For the three months to 30th September, Apple came in with $0.73 earnings per share and $64.7bn revenue versus the $0.70 and $63.7bn Wall Street consensus.
Earnings were down 4% year over year, but group revenues did climb 1.03% during the same period.
More concerning for investors was a 20.7% decline in iPhone revenues ($26.5bn), which fell short of forecasts, and a 28.6% drop-off in overall revenues in China ($7.95bn).
CEO Tim Cook said that the later launch of the iPhone 12 was one of the reasons why smartphone sales underwhelmed, but stated that there was still strong demand from customers for handsets.

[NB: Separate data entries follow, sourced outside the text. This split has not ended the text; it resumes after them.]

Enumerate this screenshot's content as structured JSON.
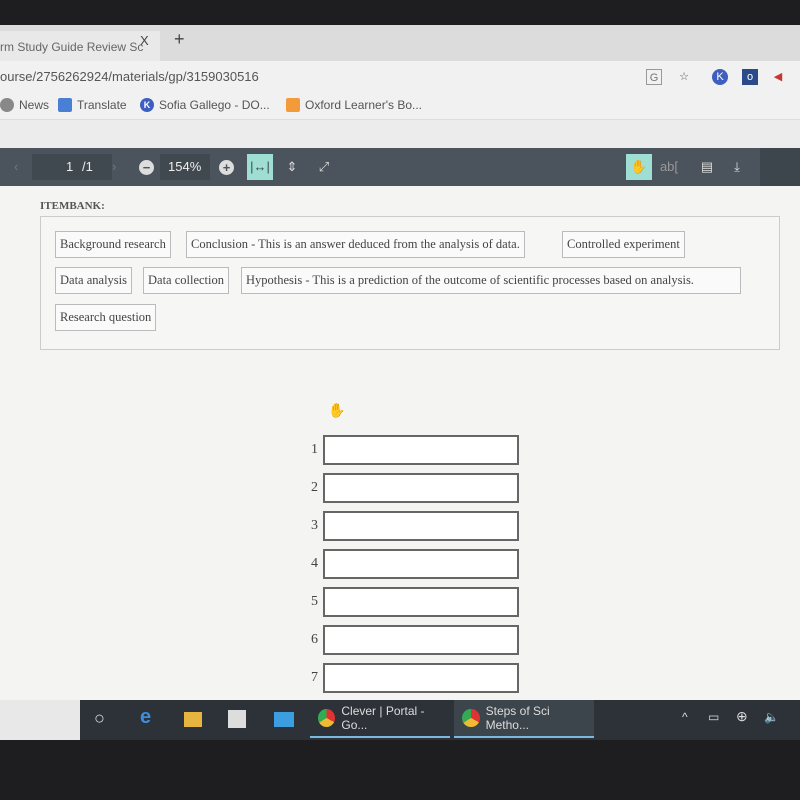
{
  "browser": {
    "tab_title": "rm Study Guide Review Sc",
    "tab_close": "X",
    "new_tab": "+",
    "url": "ourse/2756262924/materials/gp/3159030516",
    "bookmarks": [
      {
        "label": "News",
        "icon": "news-icon"
      },
      {
        "label": "Translate",
        "icon": "translate-icon"
      },
      {
        "label": "Sofia Gallego - DO...",
        "icon": "k-icon"
      },
      {
        "label": "Oxford Learner's Bo...",
        "icon": "oxford-icon"
      }
    ]
  },
  "pdf_toolbar": {
    "page": "1",
    "page_total": "/1",
    "zoom": "154%",
    "zoom_out": "−",
    "zoom_in": "+",
    "text_select": "ab["
  },
  "itembank": {
    "title": "ITEMBANK:",
    "items": [
      "Background research",
      "Conclusion - This is an answer deduced from the analysis of data.",
      "Controlled experiment",
      "Data analysis",
      "Data collection",
      "Hypothesis - This is a prediction of the outcome of scientific processes based on analysis.",
      "Research question"
    ]
  },
  "answers": {
    "numbers": [
      "1",
      "2",
      "3",
      "4",
      "5",
      "6",
      "7"
    ]
  },
  "taskbar": {
    "apps": [
      "Clever | Portal - Go...",
      "Steps of Sci Metho..."
    ]
  },
  "colors": {
    "toolbar": "#4b545c",
    "active_tool": "#9fded3",
    "taskbar": "#2c3238"
  }
}
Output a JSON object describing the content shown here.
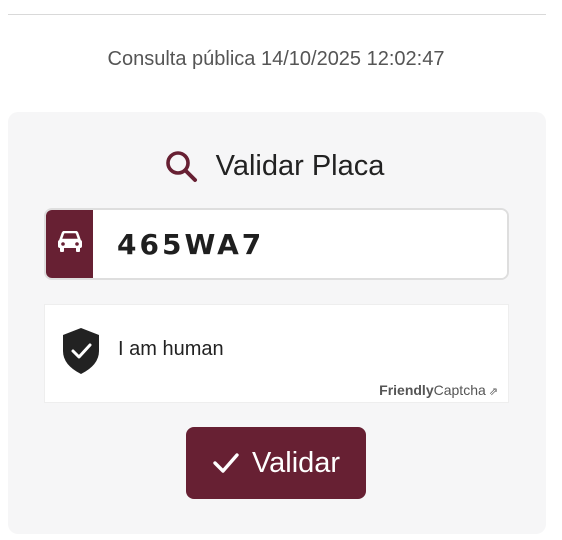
{
  "header": {
    "timestamp": "Consulta pública 14/10/2025 12:02:47"
  },
  "card": {
    "title": "Validar Placa",
    "title_icon": "search-icon"
  },
  "plate": {
    "addon_icon": "car-icon",
    "value": "465WA7"
  },
  "captcha": {
    "status_icon": "shield-check-icon",
    "status_text": "I am human",
    "brand_strong": "Friendly",
    "brand_light": "Captcha",
    "external_link_icon": "⇗"
  },
  "actions": {
    "validate_label": "Validar",
    "validate_icon": "checkmark-icon"
  },
  "colors": {
    "brand": "#672033",
    "card_background": "#f6f6f7"
  }
}
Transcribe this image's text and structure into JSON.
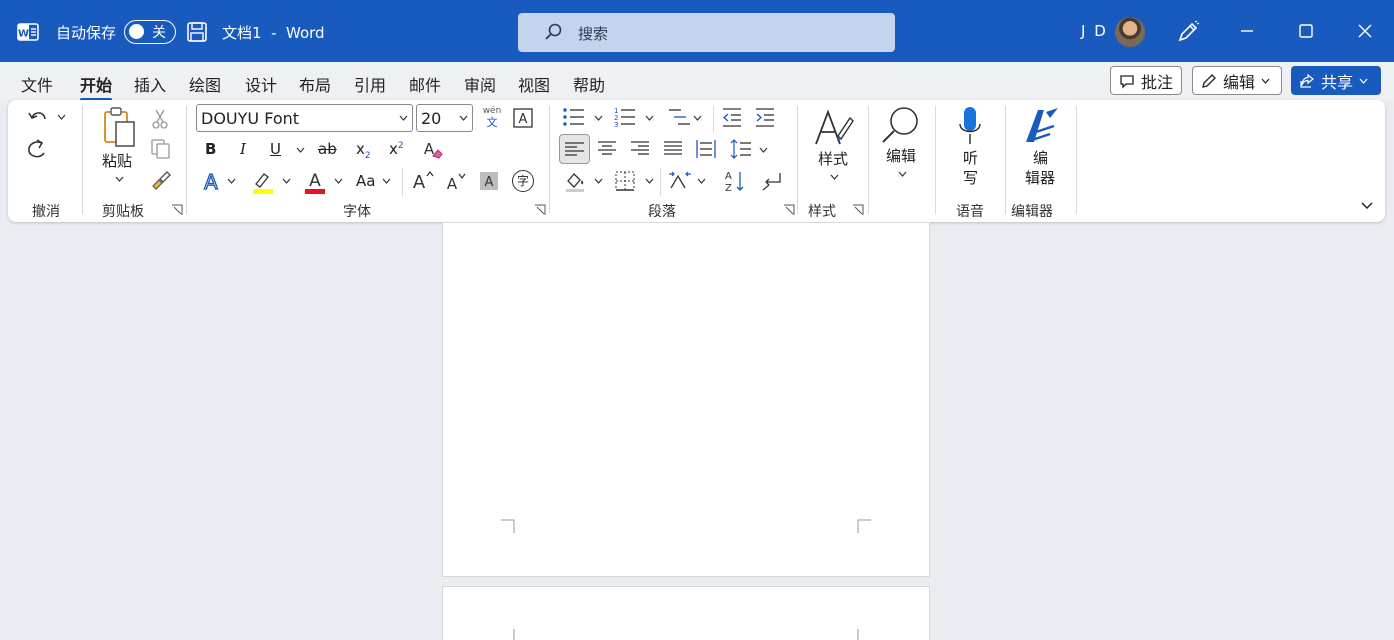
{
  "titlebar": {
    "autosave_label": "自动保存",
    "autosave_state": "关",
    "doc_title": "文档1  -  Word",
    "search_placeholder": "搜索",
    "user_initials": "J D"
  },
  "menu": {
    "tabs": [
      "文件",
      "开始",
      "插入",
      "绘图",
      "设计",
      "布局",
      "引用",
      "邮件",
      "审阅",
      "视图",
      "帮助"
    ],
    "active_tab": "开始",
    "comment_label": "批注",
    "edit_label": "编辑",
    "share_label": "共享"
  },
  "ribbon": {
    "groups": {
      "undo": "撤消",
      "clipboard": "剪贴板",
      "font": "字体",
      "paragraph": "段落",
      "styles": "样式",
      "voice": "语音",
      "editor": "编辑器"
    },
    "paste_label": "粘贴",
    "font_name": "DOUYU Font",
    "font_size": "20",
    "styles_label": "样式",
    "editing_label": "编辑",
    "dictate_label_1": "听",
    "dictate_label_2": "写",
    "editor_label_1": "编",
    "editor_label_2": "辑器",
    "phonetic_top": "wén",
    "phonetic_bottom": "文",
    "bold": "B",
    "italic": "I",
    "underline": "U",
    "strike": "ab",
    "sub": "x",
    "sup": "x",
    "change_case": "Aa",
    "enclose": "字"
  },
  "colors": {
    "accent": "#185abd",
    "highlight": "#ffff00",
    "font_color": "#e81123"
  }
}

The latest report also showed that Apple’s recent focus on new revenue streams is continuing to pay off.
Its services division delivered $14.55bn, a 16.3% spike year over year, while wearables, home and accessories, which covers the Apple Watch, also soared 20.85% to $7.88bn.
Traditional revenue levers, Mac ($9.03bn, +29.2%) and iPad ($6.8bn, +45.9%) also had another very strong quarter as students continued to snap up devices for at-home learning.
While there were a number of bright spots in the report, Apple’s failure to provide guidance for its fiscal Q1 created uncertainty and shares slumped after the first bell and eventually finished at $108.86.
Analysts were not worried though, with many providing bullish notes on Friday.
Oppenheimer’s Andrew Uerkwitz said: “We believe that Apple is well-positioned to leverage its carrier relationships to ensure success of its 5G-enabled iPhones, recover from this quarter’s China setback, and gain momentum for Services revenue from Q4 Apple One and Apple Fitness+ launches.”